Et si Facebook appartenait à tout le monde ? C'est le pari de l'holochain

Jean-François Noubel est un drôle de personnage. Il est chercheur en intelligence collective et mène une vie expérimentale. Il y a 8 ans, il a par exemple décidé de ne vivre que du don. Il travaille aujourd’hui sur une technologie prometteuse : l’holochain, une alternative à la blockchain moins gourmande en énergie. Nous l’avons rencontré lors du festival Futur.e.s le 13 juin 2019 à Paris.

Vous êtes chercheur en intelligence collective. En quoi consiste cette discipline ?

Jean-François Noubel : Ma discipline de recherche consiste à comprendre comment le vivant fonctionne. Cela signifie observer le fonctionnement de milliards de cellules, d’un État, d’une multinationale… L’idée est d’identifier comment différentes particules ou individus commencent à faire corps. Par ailleurs, je mène une vie expérimentale, qui m’amène à des choix très décalés de ceux de mes contemporains. Depuis 8 ans, je vis par exemple dans l’économie du don . Tout ce que je peux offrir, je l’offre. Et ce que j’obtiens, les gens décident de me le donner par gratitude ou par gentillesse, pas suite à une négociation commerciale. Je ne travaille pas au sens classique du terme. Je rends des services à des personnes et des entreprises. Ils n’ont pas de dette envers moi, mais s’ils se sentent reconnaissants, ils peuvent me donner de l’argent.

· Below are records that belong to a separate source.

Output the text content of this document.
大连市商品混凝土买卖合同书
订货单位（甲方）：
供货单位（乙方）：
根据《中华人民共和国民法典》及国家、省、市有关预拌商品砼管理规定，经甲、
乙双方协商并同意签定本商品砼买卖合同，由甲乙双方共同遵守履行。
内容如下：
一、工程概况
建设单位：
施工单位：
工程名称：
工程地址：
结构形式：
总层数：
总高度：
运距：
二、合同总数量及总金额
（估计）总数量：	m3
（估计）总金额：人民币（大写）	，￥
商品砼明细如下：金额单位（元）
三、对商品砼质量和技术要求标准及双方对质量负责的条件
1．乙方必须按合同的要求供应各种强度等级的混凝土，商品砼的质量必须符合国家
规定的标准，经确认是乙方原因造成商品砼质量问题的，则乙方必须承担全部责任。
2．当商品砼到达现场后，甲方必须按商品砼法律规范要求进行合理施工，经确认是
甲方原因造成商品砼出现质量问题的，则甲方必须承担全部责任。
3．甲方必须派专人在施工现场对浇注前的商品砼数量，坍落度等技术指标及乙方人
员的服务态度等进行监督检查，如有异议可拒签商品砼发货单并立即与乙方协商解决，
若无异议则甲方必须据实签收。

L’holochain choisit une approche technologique différente, même si elle utilise des briques technologiques similaires. Dans l’holochain il n’y a pas de consensus global, ni de minage. Il n’est pas nécessaire de partager toutes les données à tout le monde pour se mettre d’accord. Les cellules dans votre corps n’ont pas besoin de partager l’historique de toutes vos cellules depuis votre naissance pour se coordonner. Chacune des cellules interagit avec certaines cellules voisines mais pas avec l’ensemble du corps. Et pourtant cela fonctionne. La nature a trouvé un chemin économe en énergie, que l’holochain tente de reproduire .

Qu’est-ce que l’holochain permet concrètement ?

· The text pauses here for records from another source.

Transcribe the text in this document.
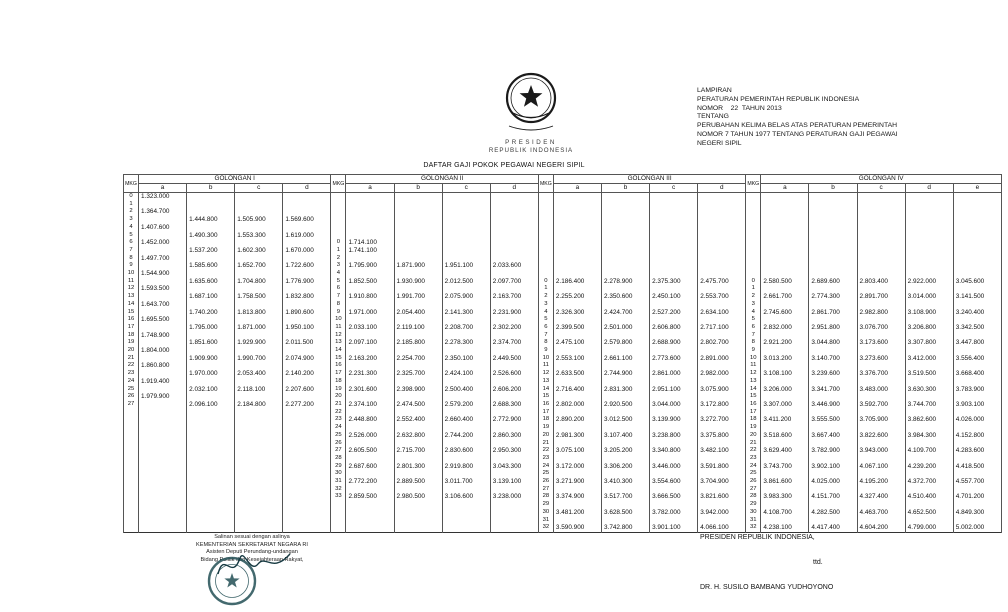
PRESIDEN
REPUBLIK INDONESIA
LAMPIRAN
PERATURAN PEMERINTAH REPUBLIK INDONESIA
NOMOR    22  TAHUN 2013
TENTANG
PERUBAHAN KELIMA BELAS ATAS PERATURAN PEMERINTAH
NOMOR 7 TAHUN 1977 TENTANG PERATURAN GAJI PEGAWAI
NEGERI SIPIL
DAFTAR GAJI POKOK PEGAWAI NEGERI SIPIL
MKG	GOLONGAN I				MKG	GOLONGAN II				MKG	GOLONGAN III				MKG	GOLONGAN IV				
	a	b	c	d		a	b	c	d		a	b	c	d		a	b	c	d	e
0	1.323.000																			
1																				
2	1.364.700																			
3		1.444.800	1.505.900	1.569.600																
4	1.407.600																			
5		1.490.300	1.553.300	1.619.000																
6	1.452.000				0	1.714.100														
7		1.537.200	1.602.300	1.670.000	1	1.741.100														
8	1.497.700				2															
9		1.585.600	1.652.700	1.722.600	3	1.795.900	1.871.900	1.951.100	2.033.600											
10	1.544.900				4															
11		1.635.600	1.704.800	1.776.900	5	1.852.500	1.930.900	2.012.500	2.097.700	0	2.186.400	2.278.900	2.375.300	2.475.700	0	2.580.500	2.689.600	2.803.400	2.922.000	3.045.600
12	1.593.500				6					1					1					
13		1.687.100	1.758.500	1.832.800	7	1.910.800	1.991.700	2.075.900	2.163.700	2	2.255.200	2.350.600	2.450.100	2.553.700	2	2.661.700	2.774.300	2.891.700	3.014.000	3.141.500
14	1.643.700				8					3					3					
15		1.740.200	1.813.800	1.890.600	9	1.971.000	2.054.400	2.141.300	2.231.900	4	2.326.300	2.424.700	2.527.200	2.634.100	4	2.745.600	2.861.700	2.982.800	3.108.900	3.240.400
16	1.695.500				10					5					5					
17		1.795.000	1.871.000	1.950.100	11	2.033.100	2.119.100	2.208.700	2.302.200	6	2.399.500	2.501.000	2.606.800	2.717.100	6	2.832.000	2.951.800	3.076.700	3.206.800	3.342.500
18	1.748.900				12					7					7					
19		1.851.600	1.929.900	2.011.500	13	2.097.100	2.185.800	2.278.300	2.374.700	8	2.475.100	2.579.800	2.688.900	2.802.700	8	2.921.200	3.044.800	3.173.600	3.307.800	3.447.800
20	1.804.000				14					9					9					
21		1.909.900	1.990.700	2.074.900	15	2.163.200	2.254.700	2.350.100	2.449.500	10	2.553.100	2.661.100	2.773.600	2.891.000	10	3.013.200	3.140.700	3.273.600	3.412.000	3.556.400
22	1.860.800				16					11					11					
23		1.970.000	2.053.400	2.140.200	17	2.231.300	2.325.700	2.424.100	2.526.600	12	2.633.500	2.744.900	2.861.000	2.982.000	12	3.108.100	3.239.600	3.376.700	3.519.500	3.668.400
24	1.919.400				18					13					13					
25		2.032.100	2.118.100	2.207.600	19	2.301.600	2.398.900	2.500.400	2.606.200	14	2.716.400	2.831.300	2.951.100	3.075.900	14	3.206.000	3.341.700	3.483.000	3.630.300	3.783.900
26	1.979.900				20					15					15					
27		2.096.100	2.184.800	2.277.200	21	2.374.100	2.474.500	2.579.200	2.688.300	16	2.802.000	2.920.500	3.044.000	3.172.800	16	3.307.000	3.446.900	3.592.700	3.744.700	3.903.100
					22					17					17					
					23	2.448.800	2.552.400	2.660.400	2.772.900	18	2.890.200	3.012.500	3.139.900	3.272.700	18	3.411.200	3.555.500	3.705.900	3.862.600	4.026.000
					24					19					19					
					25	2.526.000	2.632.800	2.744.200	2.860.300	20	2.981.300	3.107.400	3.238.800	3.375.800	20	3.518.600	3.667.400	3.822.600	3.984.300	4.152.800
					26					21					21					
					27	2.605.500	2.715.700	2.830.600	2.950.300	22	3.075.100	3.205.200	3.340.800	3.482.100	22	3.629.400	3.782.900	3.943.000	4.109.700	4.283.600
					28					23					23					
					29	2.687.600	2.801.300	2.919.800	3.043.300	24	3.172.000	3.306.200	3.446.000	3.591.800	24	3.743.700	3.902.100	4.067.100	4.239.200	4.418.500
					30					25					25					
					31	2.772.200	2.889.500	3.011.700	3.139.100	26	3.271.900	3.410.300	3.554.600	3.704.900	26	3.861.600	4.025.000	4.195.200	4.372.700	4.557.700
					32					27					27					
					33	2.859.500	2.980.500	3.106.600	3.238.000	28	3.374.900	3.517.700	3.666.500	3.821.600	28	3.983.300	4.151.700	4.327.400	4.510.400	4.701.200
										29					29					
										30	3.481.200	3.628.500	3.782.000	3.942.000	30	4.108.700	4.282.500	4.463.700	4.652.500	4.849.300
										31					31					
										32	3.590.900	3.742.800	3.901.100	4.066.100	32	4.238.100	4.417.400	4.604.200	4.799.000	5.002.000
Salinan sesuai dengan aslinya
KEMENTERIAN SEKRETARIAT NEGARA RI
Asisten Deputi Perundang-undangan
Bidang Politik dan Kesejahteraan Rakyat,
PRESIDEN REPUBLIK INDONESIA,
ttd.
DR. H. SUSILO BAMBANG YUDHOYONO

J-F. N. : Elle donne la possibilité de développer des applications distribuées et cela va révolutionner la société humaine. On peut utiliser l’holochain pour mettre en place des infrastructures décentralisées de gestion des transports, des déchets, des échanges énergétiques, des réseaux sociaux… Cela signifie que les gens pourront décider par eux-mêmes. L’holochain permet de réaliser l’idée originelle du web défendue par Tim-Berners Lee : un web ouvert et décentralisé. Si Facebook appartenait à tout le monde, les algorithmes seraient sans doute très différents de ceux mis en place aujourd’hui. Si on décide de créer des services de mobilité pour lesquels les citoyens ont un pouvoir de décision, on obtiendra certainement des systèmes très différents de ceux proposés par les constructeurs automobiles qui n’ont pas les mêmes intérêts.